In francese si dice “contre la montre”, letteralmente “contro l’orologio”. E in effetti domani tutti dovranno cercare di andare il più veloce possibile, per fermare l’orologio prima degli altri. Dopo lo spettacolo di oggi a Fossombrone, è necessario porre l’accento sul fatto che tutti i grandi favoriti per la vittoria finale al Giro d’Italia sono degli ottimi specialisti di questa disciplina. A comunicare da Remco Evenepoel, vincitore sulla Costa dei Trabocchi davanti a un grande cronoman come Filippo Ganna, per poi proseguire con Primoz Roglic, campione olimpico in carica, oltre a Geraint Thomas e Joao Almeida. Forse l’unico corridore che non è così forte a cronometro è Tao Geoghegan Hart, ma certamente si può difendere molto bene.

Il percorso di Cesena è una tavola da biliardo. Un tracciato per specialisti veri, dove non ci si può nascondere. Chi ha le gambe andrà forte, chi non le ha pagherà dazio. Non ci si può tirare indietro: le prossime tappe del Giro d’Italia dipenderanno da come andrà domani. Sulla base del risultato possono cambiare obiettivi e strategie.
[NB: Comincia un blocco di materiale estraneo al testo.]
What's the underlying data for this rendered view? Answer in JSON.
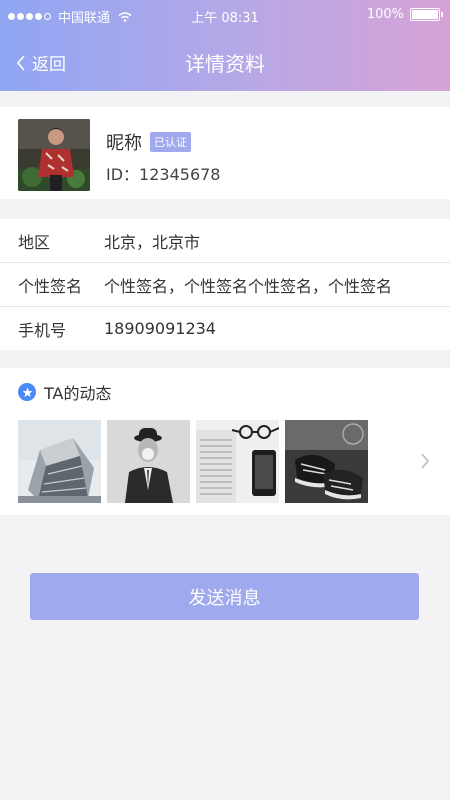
{
  "status_bar": {
    "carrier": "中国联通",
    "time": "上午 08:31",
    "battery": "100%"
  },
  "navbar": {
    "back_label": "返回",
    "title": "详情资料"
  },
  "profile": {
    "nickname": "昵称",
    "verified_badge": "已认证",
    "id_text": "ID：12345678"
  },
  "info": [
    {
      "label": "地区",
      "value": "北京，北京市"
    },
    {
      "label": "个性签名",
      "value": "个性签名，个性签名个性签名，个性签名"
    },
    {
      "label": "手机号",
      "value": "18909091234"
    }
  ],
  "moments": {
    "title": "TA的动态",
    "thumbnails": [
      "building-photo",
      "suit-man-photo",
      "phone-newspaper-photo",
      "sneakers-photo"
    ]
  },
  "actions": {
    "send_message": "发送消息"
  },
  "colors": {
    "header_gradient_start": "#8fa6f3",
    "header_gradient_end": "#d7a3d6",
    "button": "#9ea9ee",
    "badge": "#a0a8ee",
    "star_icon": "#4b89f4"
  }
}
Nell’attesa, bisogna dire che una tappa con salite brevi ed esplosive ha fatto accendere la miccia a questa corsa rosa. E’ il terreno ideale per Roglic, che in effetti è riuscito a recuperare terreno, ma sulla carta lo era di meno per Geraint Thomas, che in genere preferisce esprimersi su salite lunghe. Il fatto che Thomas sia andato così forte su una salita così esplosiva è sinonimo del fatto che il gallese sta davvero bene: in fondo, lo scorso anno, al Tour de France è stato il primo degli umani dietro Vingegaard e Pogacar.